A combination of strict government-led anti-poaching patrols, voluntary relocation of villages away from tiger habitats, and the vigilant local presence of Wildlife Conservation Society (WCS) partners watching over tigers, has led to the rebound of big-cat populations in three widely diverse areas in Asia.

India

Nagarhole National Park

Nagarhole National Park

In the Western Ghats region of Karnataka State, over 600 individuals have been identified from camera trap photos during the last decade. In Nagarahole and Bandipur National Parks, tigers have reached saturation levels, with surplus young tigers spilling out into forest-reserves and dispersing using secured forest corridors through a landscape that holds over a million human beings.

Indeed, the tigers’ return has led to situations such as recently reported in ANIMAL POST (“Tigress” 12/13/12) when villagers in Nidugumba saved an injured tiger that became caught in a barbed wire fence after straying onto a coffee plantation.

Thailand
Camera trap captures a tigress moving her cubs in Huai Kha Khaeng. (Photo: Wildlife Conservation Society)

Camera trap captures a tigress moving her cubs in Huai Kha Khaeng. (Photo: Wildlife Conservation Society)

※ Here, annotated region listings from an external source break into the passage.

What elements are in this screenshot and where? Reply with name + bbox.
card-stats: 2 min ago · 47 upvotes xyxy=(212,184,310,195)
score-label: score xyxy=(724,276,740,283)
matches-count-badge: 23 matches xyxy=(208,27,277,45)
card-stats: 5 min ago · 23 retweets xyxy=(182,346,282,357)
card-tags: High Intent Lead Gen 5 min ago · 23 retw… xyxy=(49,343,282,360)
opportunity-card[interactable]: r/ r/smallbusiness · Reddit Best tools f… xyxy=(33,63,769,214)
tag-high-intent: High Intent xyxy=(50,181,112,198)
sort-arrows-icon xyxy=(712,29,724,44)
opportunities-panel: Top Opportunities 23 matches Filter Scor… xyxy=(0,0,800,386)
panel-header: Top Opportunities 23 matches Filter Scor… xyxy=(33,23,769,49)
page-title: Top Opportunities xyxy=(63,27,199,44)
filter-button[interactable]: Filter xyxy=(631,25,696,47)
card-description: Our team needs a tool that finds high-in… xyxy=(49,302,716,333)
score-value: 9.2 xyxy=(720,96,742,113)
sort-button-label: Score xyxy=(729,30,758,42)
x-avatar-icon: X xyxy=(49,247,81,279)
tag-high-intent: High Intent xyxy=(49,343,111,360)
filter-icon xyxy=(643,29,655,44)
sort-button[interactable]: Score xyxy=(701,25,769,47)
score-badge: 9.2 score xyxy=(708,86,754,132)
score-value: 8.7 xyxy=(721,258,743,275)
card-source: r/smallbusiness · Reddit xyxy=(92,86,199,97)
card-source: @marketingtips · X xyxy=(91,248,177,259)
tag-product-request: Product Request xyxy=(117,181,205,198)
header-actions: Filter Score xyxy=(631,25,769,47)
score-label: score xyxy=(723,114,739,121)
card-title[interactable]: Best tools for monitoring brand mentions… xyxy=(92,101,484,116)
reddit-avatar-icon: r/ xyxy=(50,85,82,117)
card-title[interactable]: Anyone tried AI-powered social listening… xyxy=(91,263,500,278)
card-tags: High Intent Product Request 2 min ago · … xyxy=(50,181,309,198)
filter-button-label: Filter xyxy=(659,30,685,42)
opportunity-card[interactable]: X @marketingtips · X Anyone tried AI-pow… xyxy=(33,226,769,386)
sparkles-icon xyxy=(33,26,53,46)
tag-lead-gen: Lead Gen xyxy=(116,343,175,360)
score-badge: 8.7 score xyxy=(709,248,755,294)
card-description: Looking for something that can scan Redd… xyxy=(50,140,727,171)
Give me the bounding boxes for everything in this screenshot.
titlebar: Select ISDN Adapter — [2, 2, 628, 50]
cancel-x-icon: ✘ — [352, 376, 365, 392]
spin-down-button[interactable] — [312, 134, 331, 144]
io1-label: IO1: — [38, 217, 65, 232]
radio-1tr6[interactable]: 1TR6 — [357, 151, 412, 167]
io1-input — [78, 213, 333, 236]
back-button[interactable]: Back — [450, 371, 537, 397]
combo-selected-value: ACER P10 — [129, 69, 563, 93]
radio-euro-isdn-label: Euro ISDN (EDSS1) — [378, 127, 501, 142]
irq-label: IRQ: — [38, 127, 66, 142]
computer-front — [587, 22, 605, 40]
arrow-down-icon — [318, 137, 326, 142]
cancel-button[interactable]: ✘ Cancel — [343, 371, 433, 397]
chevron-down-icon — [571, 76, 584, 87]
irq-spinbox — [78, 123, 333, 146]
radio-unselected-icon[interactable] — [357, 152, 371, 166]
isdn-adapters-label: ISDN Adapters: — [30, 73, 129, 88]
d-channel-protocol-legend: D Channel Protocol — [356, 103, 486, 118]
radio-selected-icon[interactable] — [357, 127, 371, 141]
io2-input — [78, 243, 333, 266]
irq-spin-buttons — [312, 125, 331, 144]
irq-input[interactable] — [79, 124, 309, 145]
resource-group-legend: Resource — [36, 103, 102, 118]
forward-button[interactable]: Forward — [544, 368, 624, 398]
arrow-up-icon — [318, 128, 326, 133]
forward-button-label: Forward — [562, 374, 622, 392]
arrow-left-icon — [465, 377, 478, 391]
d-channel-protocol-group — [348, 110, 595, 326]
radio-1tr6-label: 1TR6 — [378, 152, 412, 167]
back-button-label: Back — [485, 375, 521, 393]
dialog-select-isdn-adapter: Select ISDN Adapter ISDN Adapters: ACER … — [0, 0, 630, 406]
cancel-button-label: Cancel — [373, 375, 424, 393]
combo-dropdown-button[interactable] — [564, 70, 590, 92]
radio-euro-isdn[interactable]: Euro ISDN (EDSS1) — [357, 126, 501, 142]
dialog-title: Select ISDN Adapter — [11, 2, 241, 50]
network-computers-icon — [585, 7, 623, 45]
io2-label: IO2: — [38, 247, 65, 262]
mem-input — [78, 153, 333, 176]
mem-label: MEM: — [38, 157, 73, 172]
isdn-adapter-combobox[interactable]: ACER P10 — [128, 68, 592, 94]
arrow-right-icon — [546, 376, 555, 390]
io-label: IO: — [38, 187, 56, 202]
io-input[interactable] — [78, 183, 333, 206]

Beefed up enforcement and anti-poaching patrols in Thailand have resulted in a steady rise in the number of tigers in Huai Kha Khaeng Wildlife Sanctuary which stretches for hundreds of miles along the Myanmar border. The situation there was markedly improved last year with the capture of a notorious poaching ring. Since the imprisonment of the gang leaders, there have been no known tiger or elephant poaching incidents in the park. A record 50-plus tigers were counted in the region last year.

Russia

Siberian Tiger Project staff at work during a capture (Photo: John Goodrich, Wildlife Conservation Society)

Siberian Tiger Project staff at work during a capture (Photo: John Goodrich, Wildlife Conservation Society)

In Russia a new wildlife corridor was recently created linking the Sikhote-Alin tiger population in Russia, which contains the main population of Amur tigers, and some of the best tiger habitat in China’s Heilongjiang Province in the Wandashan Mountains. The new refuge area ensures that tigers have the capacity to move across the international border between the two countries.